Where Adaptive Testing Produces Value
| Scenario | Static Test Time | Adaptive Test Time | Savings |
|---|---|---|---|
| High-yield product (98% FPY) | 60 seconds | 45 seconds (skip redundant checks on passing units) | 25% |
| Multi-variant product | 90 seconds (all tests) | 50-70 seconds (test only the variant-specific steps) | 22-44% |
| Mature product, stable process | 60 seconds | 30 seconds (skip tests with 0% historical failure rate) | 50% |
| New product, unstable process | 60 seconds | 60 seconds (don't skip anything, need the data) | 0% |
Adaptive testing delivers the most value when yield is high and the product is mature. When you're still learning, run everything and collect data.
Prerequisites
- Python 3.10+
- OpenHTF installed (
pip install openhtf) - TofuPilot Python SDK installed (
pip install tofupilot)
Step 1: Implement Fail-Fast Ordering
The simplest form of adaptive testing: put the phases that fail most often first. When a unit fails early, skip the remaining phases.
import openhtf as htf
from openhtf.util import units
from openhtf import PhaseResult
@htf.measures(
htf.Measurement("power_good").equals("PASS"),
)
def phase_power_check(test):
"""Highest failure rate test. Run first, stop on fail."""
result = "PASS"
test.measurements.power_good = result
if result != "PASS":
return PhaseResult.STOP
@htf.measures(
htf.Measurement("firmware_version").equals("3.1.0"),
)
def phase_firmware(test):
"""Second highest failure rate. Run next."""

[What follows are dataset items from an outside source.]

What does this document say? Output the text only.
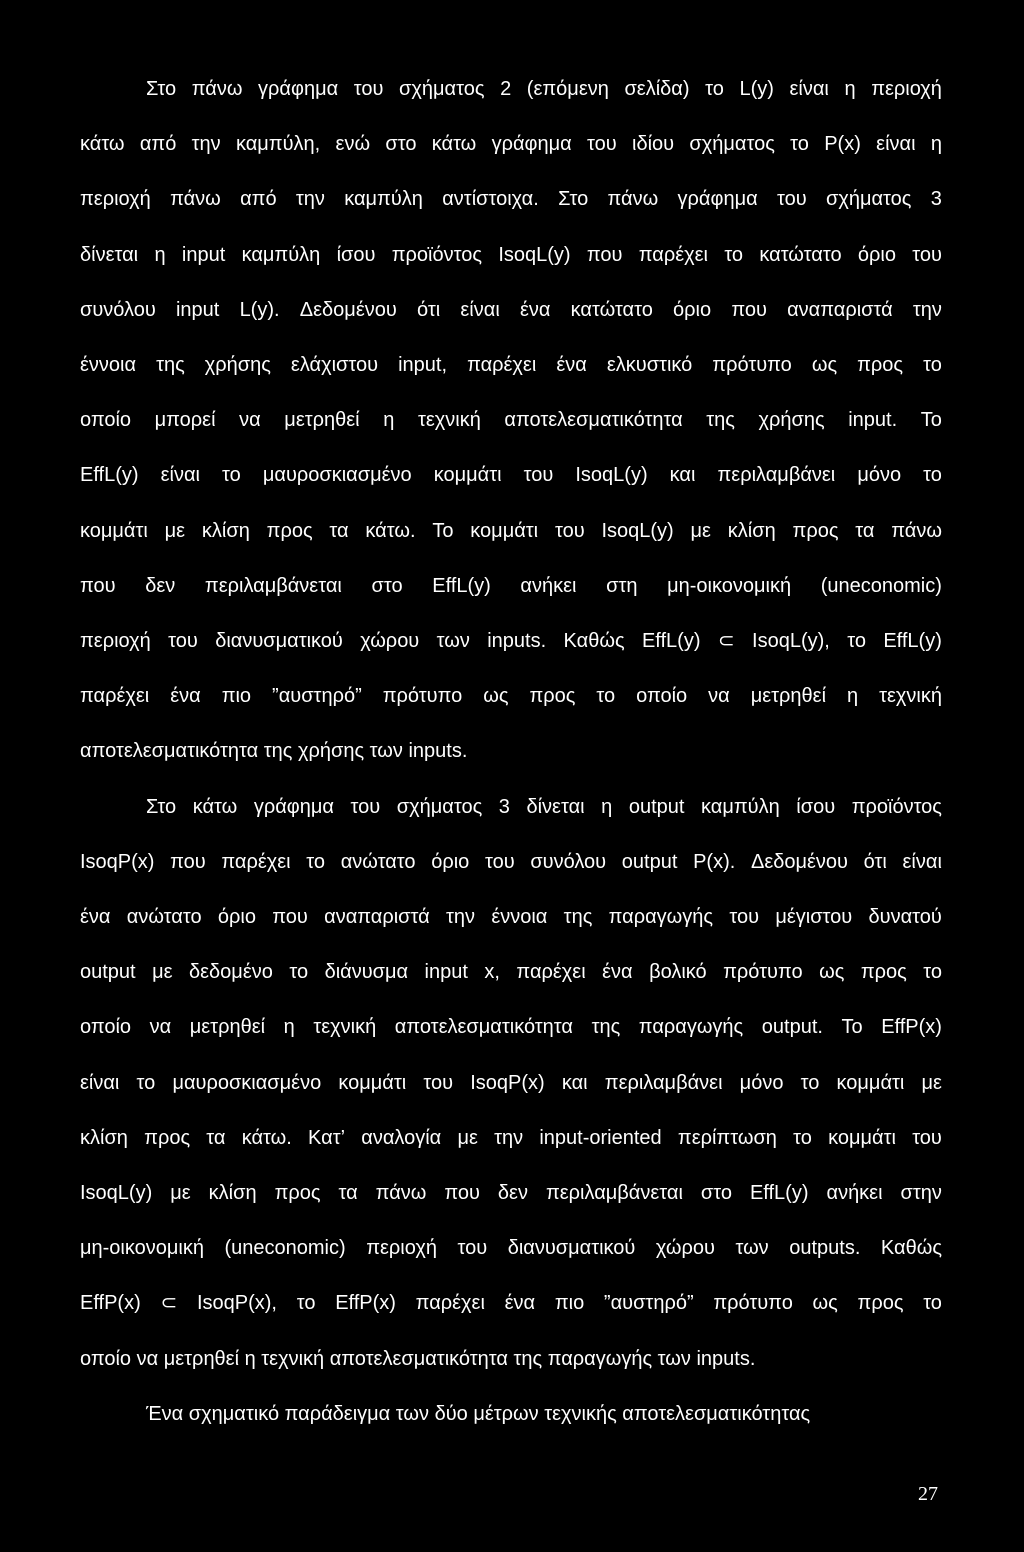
Στο πάνω γράφημα του σχήματος 2 (επόμενη σελίδα) το L(y) είναι η περιοχή
κάτω από την καμπύλη, ενώ στο κάτω γράφημα του ιδίου σχήματος το P(x) είναι η
περιοχή πάνω από την καμπύλη αντίστοιχα. Στο πάνω γράφημα του σχήματος 3
δίνεται η input καμπύλη ίσου προϊόντος IsoqL(y) που παρέχει το κατώτατο όριο του
συνόλου input L(y). Δεδομένου ότι είναι ένα κατώτατο όριο που αναπαριστά την
έννοια της χρήσης ελάχιστου input, παρέχει ένα ελκυστικό πρότυπο ως προς το
οποίο μπορεί να μετρηθεί η τεχνική αποτελεσματικότητα της χρήσης input. Το
EffL(y) είναι το μαυροσκιασμένο κομμάτι του IsoqL(y) και περιλαμβάνει μόνο το
κομμάτι με κλίση προς τα κάτω. Το κομμάτι του IsoqL(y) με κλίση προς τα πάνω
που δεν περιλαμβάνεται στο EffL(y) ανήκει στη μη-οικονομική (uneconomic)
περιοχή του διανυσματικού χώρου των inputs. Καθώς EffL(y) ⊂ IsoqL(y), το EffL(y)
παρέχει ένα πιο ”αυστηρό” πρότυπο ως προς το οποίο να μετρηθεί η τεχνική
αποτελεσματικότητα της χρήσης των inputs.
Στο κάτω γράφημα του σχήματος 3 δίνεται η output καμπύλη ίσου προϊόντος
IsoqP(x) που παρέχει το ανώτατο όριο του συνόλου output P(x). Δεδομένου ότι είναι
ένα ανώτατο όριο που αναπαριστά την έννοια της παραγωγής του μέγιστου δυνατού
output με δεδομένο το διάνυσμα input x, παρέχει ένα βολικό πρότυπο ως προς το
οποίο να μετρηθεί η τεχνική αποτελεσματικότητα της παραγωγής output. Το EffP(x)
είναι το μαυροσκιασμένο κομμάτι του IsoqP(x) και περιλαμβάνει μόνο το κομμάτι με
κλίση προς τα κάτω. Κατ’ αναλογία με την input-oriented περίπτωση το κομμάτι του
IsoqL(y) με κλίση προς τα πάνω που δεν περιλαμβάνεται στο EffL(y) ανήκει στην
μη-οικονομική (uneconomic) περιοχή του διανυσματικού χώρου των outputs. Καθώς
EffP(x) ⊂ IsoqP(x), το EffP(x) παρέχει ένα πιο ”αυστηρό” πρότυπο ως προς το
οποίο να μετρηθεί η τεχνική αποτελεσματικότητα της παραγωγής των inputs.
Ένα σχηματικό παράδειγμα των δύο μέτρων τεχνικής αποτελεσματικότητας
27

test.measurements.firmware_version = "3.1.0"
@htf.measures(
htf.Measurement("output_voltage_V")
.in_range(minimum=4.9, maximum=5.1)
.with_units(units.VOLT),
)
def phase_output(test):
"""Rarely fails. Run last."""
test.measurements.output_voltage_V = 5.01Step 2: Skip Redundant Tests
If a test phase has had 0% failure rate for the last 10,000 units, consider removing it from the sequence. Use TofuPilot's failure Pareto to identify these phases.
@htf.measures(
htf.Measurement("communication_check").equals("PASS"),
)
def phase_communication(test):
"""0.01% failure rate. Candidate for skip on mature products."""

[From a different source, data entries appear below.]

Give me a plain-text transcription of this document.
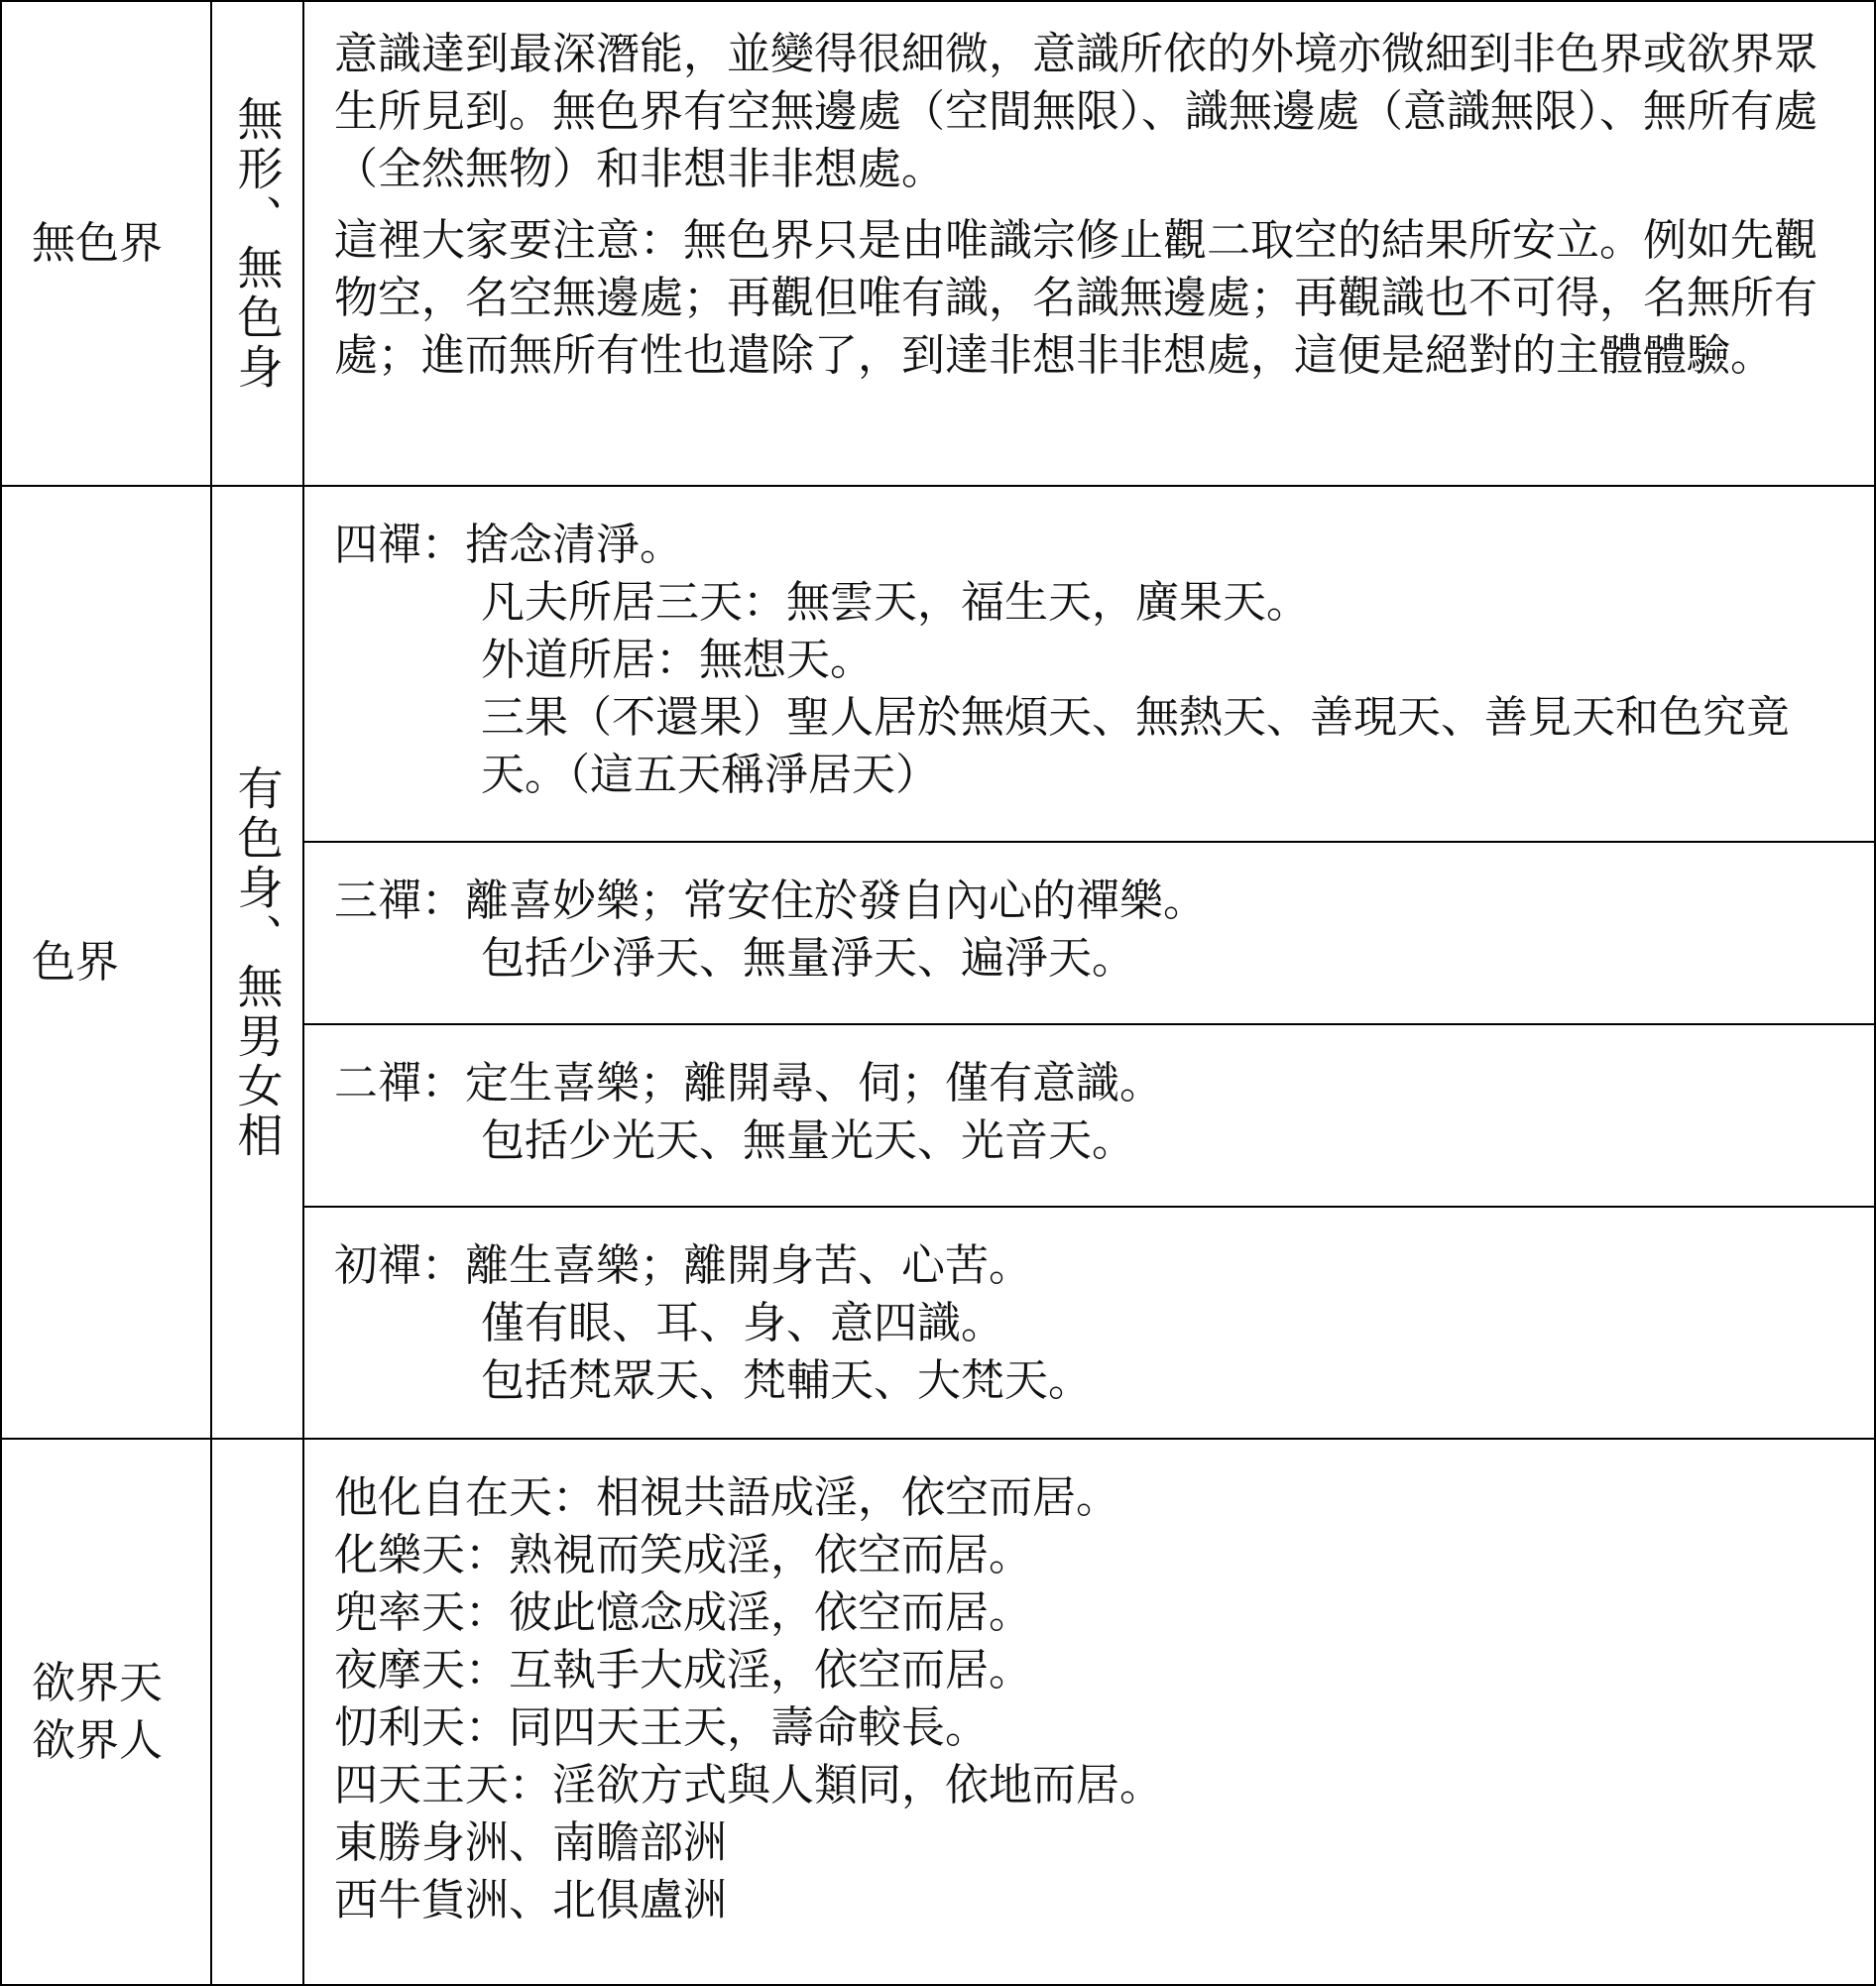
無色界 無形、無色身

意識達到最深潛能，並變得很細微，意識所依的外境亦微細到非色界或欲界眾生所見到。無色界有空無邊處（空間無限）、識無邊處（意識無限）、無所有處（全然無物）和非想非非想處。

這裡大家要注意：無色界只是由唯識宗修止觀二取空的結果所安立。例如先觀物空，名空無邊處；再觀但唯有識，名識無邊處；再觀識也不可得，名無所有處；進而無所有性也遣除了，到達非想非非想處，這便是絕對的主體體驗。

色界 有色身、無男女相

四禪：捨念清淨。

凡夫所居三天：無雲天，福生天，廣果天。

外道所居：無想天。

三果（不還果）聖人居於無煩天、無熱天、善現天、善見天和色究竟天。（這五天稱淨居天）

三禪：離喜妙樂；常安住於發自內心的禪樂。

包括少淨天、無量淨天、遍淨天。

二禪：定生喜樂；離開尋、伺；僅有意識。

包括少光天、無量光天、光音天。

初禪：離生喜樂；離開身苦、心苦。

僅有眼、耳、身、意四識。

包括梵眾天、梵輔天、大梵天。

欲界天
欲界人

他化自在天：相視共語成淫，依空而居。

化樂天：熟視而笑成淫，依空而居。

兜率天：彼此憶念成淫，依空而居。

夜摩天：互執手大成淫，依空而居。

忉利天：同四天王天，壽命較長。

四天王天：淫欲方式與人類同，依地而居。

東勝身洲、南瞻部洲

西牛貨洲、北俱盧洲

test.measurements.communication_check = "PASS"The decision to skip should be data-driven. TofuPilot tracks failure rates per test step. Open the Analytics tab to see which phases have zero or near-zero failure rates across thousands of units.
Step 3: Log Results for Continuous Learning
Adaptive testing requires continuous data collection. Even when you skip a test on most units, run the full sequence on a sample to validate that the skipped tests are still passing.

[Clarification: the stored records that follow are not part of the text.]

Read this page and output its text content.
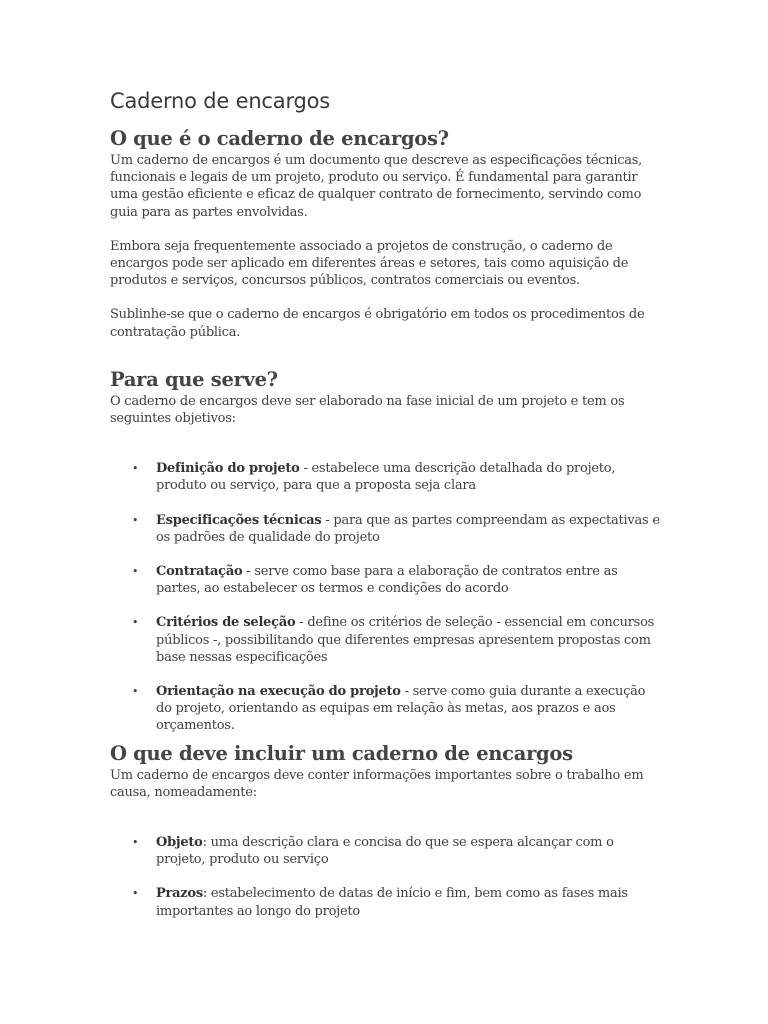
Caderno de encargos
O que é o caderno de encargos?

Um caderno de encargos é um documento que descreve as especificações técnicas, funcionais e legais de um projeto, produto ou serviço. É fundamental para garantir uma gestão eficiente e eficaz de qualquer contrato de fornecimento, servindo como guia para as partes envolvidas.

Embora seja frequentemente associado a projetos de construção, o caderno de encargos pode ser aplicado em diferentes áreas e setores, tais como aquisição de produtos e serviços, concursos públicos, contratos comerciais ou eventos.

Sublinhe-se que o caderno de encargos é obrigatório em todos os procedimentos de contratação pública.

Para que serve?

O caderno de encargos deve ser elaborado na fase inicial de um projeto e tem os seguintes objetivos:

• Definição do projeto - estabelece uma descrição detalhada do projeto, produto ou serviço, para que a proposta seja clara
• Especificações técnicas - para que as partes compreendam as expectativas e os padrões de qualidade do projeto
• Contratação - serve como base para a elaboração de contratos entre as partes, ao estabelecer os termos e condições do acordo
• Critérios de seleção - define os critérios de seleção - essencial em concursos públicos -, possibilitando que diferentes empresas apresentem propostas com base nessas especificações
• Orientação na execução do projeto - serve como guia durante a execução do projeto, orientando as equipas em relação às metas, aos prazos e aos orçamentos.
O que deve incluir um caderno de encargos

Um caderno de encargos deve conter informações importantes sobre o trabalho em causa, nomeadamente:

• Objeto: uma descrição clara e concisa do que se espera alcançar com o projeto, produto ou serviço
• Prazos: estabelecimento de datas de início e fim, bem como as fases mais importantes ao longo do projeto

from tofupilot.openhtf import TofuPilot
test = htf.Test(
phase_power_check,
phase_firmware,
phase_output,
phase_communication,
)
with TofuPilot(test):
test.execute(test_start=lambda: input("Scan serial: "))Risks and Safeguards
| Risk | Safeguard |
|---|---|
| Skipping a test that would have caught a defect | Run full sequence on 5-10% of units as audit sample |
| Process change invalidates skip decisions | Re-evaluate after any ECO, supplier change, or process change |
| Over-optimization on stable data | Set a minimum test coverage floor that can't be reduced |
| Regulatory requirements for 100% testing | Some industries (medical, aerospace) require every test on every unit |
Adaptive testing is not about testing less. It's about testing smarter. The goal is to maintain the same defect detection rate with less time and cost.